Some criticism has occurred over Edward's "about face" decision upon encountering Debbie for the second time. I would suggest that these viewers haven't paid close enough attention. Although Martin gives voice to his suspicion that Ethan will respond with deadly force after finding Debbie, his uncle only exhibits signs of actually following through this way upon encountering Debbie the first time. Martin pleads with her to return with him, but when she unequivocally states her intention to remain with the people who raised her (the murdering Comanches) it suggests their many years of trial and hardships were in vain. Ethan has seen firsthand the psychotic and brutal effects of a life with one's captors. Debbie, by comparison, seems well cared for, giving further reason for his impulsive gesture. In their second meeting, Ethan chases and struggles with her, finally carrying her up in his arms saying "Let's go home Debbie". We realize what he does: It's the only logical and practical choice he can make. This crucial moment of redemption is, as the famous French film Director Jean-Luc Goddard observed, extremely poignant. I would add transcendental, being a momentous opportunity for Ethan to demonstrate the compassion residing deep within and subtly shown numerous times throughout his journey.
This final act of kindness and his safe return of Debbie to a caring and loving home will not be enough to allow Ethan to join in and comfortably enter this sanctuary himself. He's the guy who "does what's necessary". It's his raw negative aggression which fuels the unpleasant, decisive actions that "gets the job done" but there's simply no place for it in this peaceful setting.
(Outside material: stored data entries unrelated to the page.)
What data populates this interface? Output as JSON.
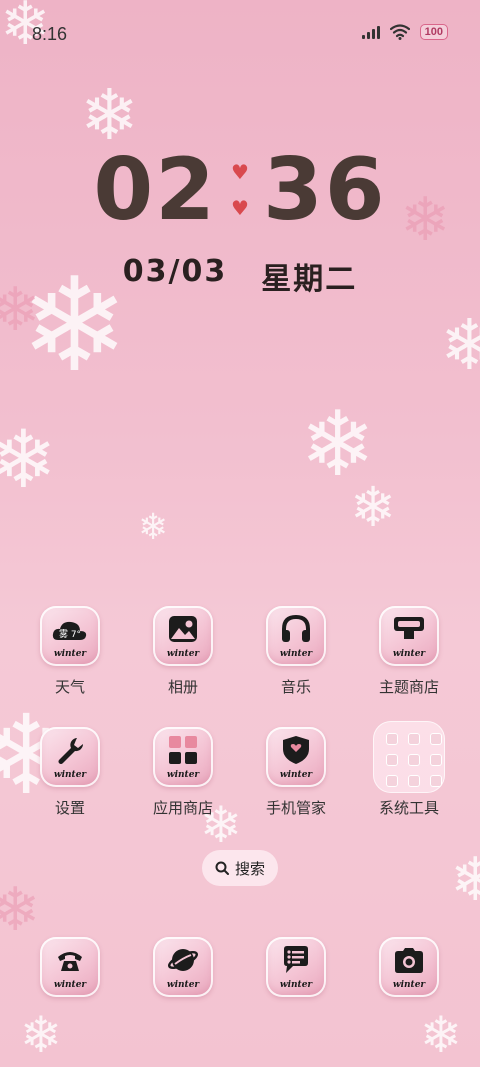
{
  "status_bar": {
    "time": "8:16",
    "battery": "100"
  },
  "clock": {
    "hours": "02",
    "minutes": "36",
    "date": "03/03",
    "weekday": "星期二"
  },
  "apps": [
    {
      "label": "天气",
      "icon": "weather-icon",
      "badge": "雾 7°"
    },
    {
      "label": "相册",
      "icon": "gallery-icon"
    },
    {
      "label": "音乐",
      "icon": "music-icon"
    },
    {
      "label": "主题商店",
      "icon": "theme-store-icon"
    },
    {
      "label": "设置",
      "icon": "settings-icon"
    },
    {
      "label": "应用商店",
      "icon": "app-store-icon"
    },
    {
      "label": "手机管家",
      "icon": "phone-manager-icon"
    },
    {
      "label": "系统工具",
      "icon": "system-tools-folder"
    }
  ],
  "icon_caption": "winter",
  "search": {
    "label": "搜索"
  },
  "dock": [
    {
      "icon": "phone-icon"
    },
    {
      "icon": "browser-icon"
    },
    {
      "icon": "messages-icon"
    },
    {
      "icon": "camera-icon"
    }
  ],
  "colors": {
    "digits": "#4a3a35",
    "heart": "#d9494e",
    "background": "#f2bfcf"
  }
}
He must therefore pay the price for being what he is: An outsider. So Ethan silently stands outside the family's home, watching the others' joy at being reunited with their loved ones. Beautifully photographed from inside the house, this amazing "frame within a frame" shot begins the film as well when the door opens to reveal the backdrop of Monument Valley in all of its Vista Vision grandeur. At the story's conclusion, Ethan stands back and smiles as Martin and his fiancee pass by, then turns and walks away into the wilderness with that customarily graceful John Wayne swagger. The door closes.
If one simply sits back and casually observes this film, with an inattentive or superficial approach (perhaps conditioned by the plainly obvious narrative exposition we've come to expect from many modern day movies) the viewer is apt to be disappointed.
Ford effectively communicates throughout this extraordinary film Ethan Edward's buried internal struggle. Ethan attempts time and again to not only deal with the horrors he's witnessed, but to keep them from negatively impacting on those he cares for. Even at the story's beginning when he returns from the Civil War he's basically silent about them. This makes it necessary for the audience to participate in uncovering those subtle signposts of feeling along the way and help create that rich and rewarding experience its artists intended. There are in fact, so many revealing story and character developments to take in here, even a half-dozen viewings may not be enough to observe all of them.
When John Ford made this film, his bold and complex maturity became like "The Grange" of fine wines. For those lucky enough to partake, The Searchers is similar to a magnificent investment opportunity: The more one gives, the more one gets in return.
The Searchers is my Turner Classic Movies Treasure of the Month. It is scheduled to air on TCM Tuesday April 22, 11:30 p.m. P.S.T.